Explaining how the system works, Kelvin Dickenson, chief product officer at StarCompliance, said firms can permit employee participation while requiring account disclosure.

Dickenson said the framework allows employers to tell staff, “You can engage in this activity, but in order to engage in this activity you have to disclose your accounts to me.”

For now, the arrangement focuses on monitoring transactions after accounts are connected. Dickenson told Barron’s that additional controls could be introduced later if clients request them, including requirements for employees to obtain approval before placing prediction market trades.

Compliance measures expand as institutional interest grows

Recent moves suggest Kalshi is putting compliance infrastructure at the center of its push into traditional finance.

Speaking to Barron’s, Max Crowley, vice president of business development at Kalshi, said the company is “obsessed with compliance” and described strong monitoring systems as a basic requirement for working with major financial institutions.

Crowley said the StarCompliance integration emerged after discussions with a large New York hedge fund that wanted to hedge risk through a Kalshi institutional account but could not participate because the platform lacked a StarCompliance connection.

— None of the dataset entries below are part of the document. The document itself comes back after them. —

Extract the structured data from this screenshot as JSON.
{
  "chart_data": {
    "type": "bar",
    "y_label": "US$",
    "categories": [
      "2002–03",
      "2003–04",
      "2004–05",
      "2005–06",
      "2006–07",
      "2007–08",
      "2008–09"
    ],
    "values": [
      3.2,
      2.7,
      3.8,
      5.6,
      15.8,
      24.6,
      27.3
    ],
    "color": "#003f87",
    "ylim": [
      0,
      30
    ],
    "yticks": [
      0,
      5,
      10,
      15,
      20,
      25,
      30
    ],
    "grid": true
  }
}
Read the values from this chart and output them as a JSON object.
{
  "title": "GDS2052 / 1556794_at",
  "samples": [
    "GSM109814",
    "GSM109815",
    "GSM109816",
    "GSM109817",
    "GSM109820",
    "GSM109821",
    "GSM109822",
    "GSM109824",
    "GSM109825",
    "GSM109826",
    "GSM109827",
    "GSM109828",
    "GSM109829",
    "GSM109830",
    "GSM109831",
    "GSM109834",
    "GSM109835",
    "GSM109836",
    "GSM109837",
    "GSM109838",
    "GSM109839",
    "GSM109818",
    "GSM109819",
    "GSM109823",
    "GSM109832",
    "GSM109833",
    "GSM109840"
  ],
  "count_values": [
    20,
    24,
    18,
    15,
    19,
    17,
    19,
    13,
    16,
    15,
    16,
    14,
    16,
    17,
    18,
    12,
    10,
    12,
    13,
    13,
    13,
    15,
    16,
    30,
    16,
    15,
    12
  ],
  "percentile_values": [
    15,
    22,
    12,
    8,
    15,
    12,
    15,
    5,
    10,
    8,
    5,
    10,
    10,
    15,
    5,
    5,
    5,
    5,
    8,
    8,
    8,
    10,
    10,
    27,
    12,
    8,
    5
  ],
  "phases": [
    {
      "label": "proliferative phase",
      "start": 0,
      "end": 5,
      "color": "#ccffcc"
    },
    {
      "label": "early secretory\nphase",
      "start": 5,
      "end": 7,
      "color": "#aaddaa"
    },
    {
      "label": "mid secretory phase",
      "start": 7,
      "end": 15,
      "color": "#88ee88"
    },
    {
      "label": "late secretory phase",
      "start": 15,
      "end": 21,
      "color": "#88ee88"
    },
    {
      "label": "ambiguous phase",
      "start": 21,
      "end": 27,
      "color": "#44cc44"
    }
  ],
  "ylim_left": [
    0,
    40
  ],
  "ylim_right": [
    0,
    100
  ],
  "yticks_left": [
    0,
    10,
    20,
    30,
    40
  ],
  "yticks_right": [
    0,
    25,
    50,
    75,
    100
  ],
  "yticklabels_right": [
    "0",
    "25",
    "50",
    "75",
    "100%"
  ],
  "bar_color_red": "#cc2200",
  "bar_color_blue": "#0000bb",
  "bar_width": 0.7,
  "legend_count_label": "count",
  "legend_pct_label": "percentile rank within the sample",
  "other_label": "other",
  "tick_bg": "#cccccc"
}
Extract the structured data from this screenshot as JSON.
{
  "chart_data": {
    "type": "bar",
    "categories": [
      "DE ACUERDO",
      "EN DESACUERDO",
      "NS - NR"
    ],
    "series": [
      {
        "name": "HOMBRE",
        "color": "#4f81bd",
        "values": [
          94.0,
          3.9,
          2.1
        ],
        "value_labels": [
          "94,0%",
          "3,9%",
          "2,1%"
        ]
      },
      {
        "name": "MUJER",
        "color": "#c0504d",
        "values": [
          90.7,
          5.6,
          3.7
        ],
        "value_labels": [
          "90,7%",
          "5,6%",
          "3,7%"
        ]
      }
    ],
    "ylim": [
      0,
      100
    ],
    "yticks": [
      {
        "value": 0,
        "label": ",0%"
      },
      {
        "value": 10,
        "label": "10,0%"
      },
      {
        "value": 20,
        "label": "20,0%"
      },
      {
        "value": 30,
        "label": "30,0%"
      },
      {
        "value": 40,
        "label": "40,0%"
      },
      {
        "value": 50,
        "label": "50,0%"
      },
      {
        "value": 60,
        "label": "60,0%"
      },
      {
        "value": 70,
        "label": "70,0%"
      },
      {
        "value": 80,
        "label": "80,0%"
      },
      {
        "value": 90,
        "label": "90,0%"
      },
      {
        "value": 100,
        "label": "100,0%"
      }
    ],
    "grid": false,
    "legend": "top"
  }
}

Recalling the conversation, Crowley said the fund’s response was, “You don’t have an integration with StarCompliance.”

The latest announcement follows several steps Kalshi has taken to strengthen oversight. Alongside employer disclosures for higher-risk markets, the company recently launched a whistleblower reporting channel and introduced a risk-scoring process for every proposed market before listing.

Pressure on prediction markets has intensified following a series of alleged insider-trading cases across the sector.

Earlier this month, NPR reported that the U.S. Department of Justice and the Commodity Futures Trading Commission were investigating former U.S. Representative George Santos after Kalshi detected suspicious trading tied to a market involving President Donald Trump’s State of the Union address.

The company froze the account and referred the matter to authorities, according to NPR.

Federal prosecutors have also pursued separate cases involving trading activity on prediction market platform Polymarket.

One case involved a U.S. Army Special Forces soldier accused of using classified information to place trades related to former Venezuelan President Nicolás Maduro, while another involved a Google software engineer accused of using confidential company information to trade Google-related contracts.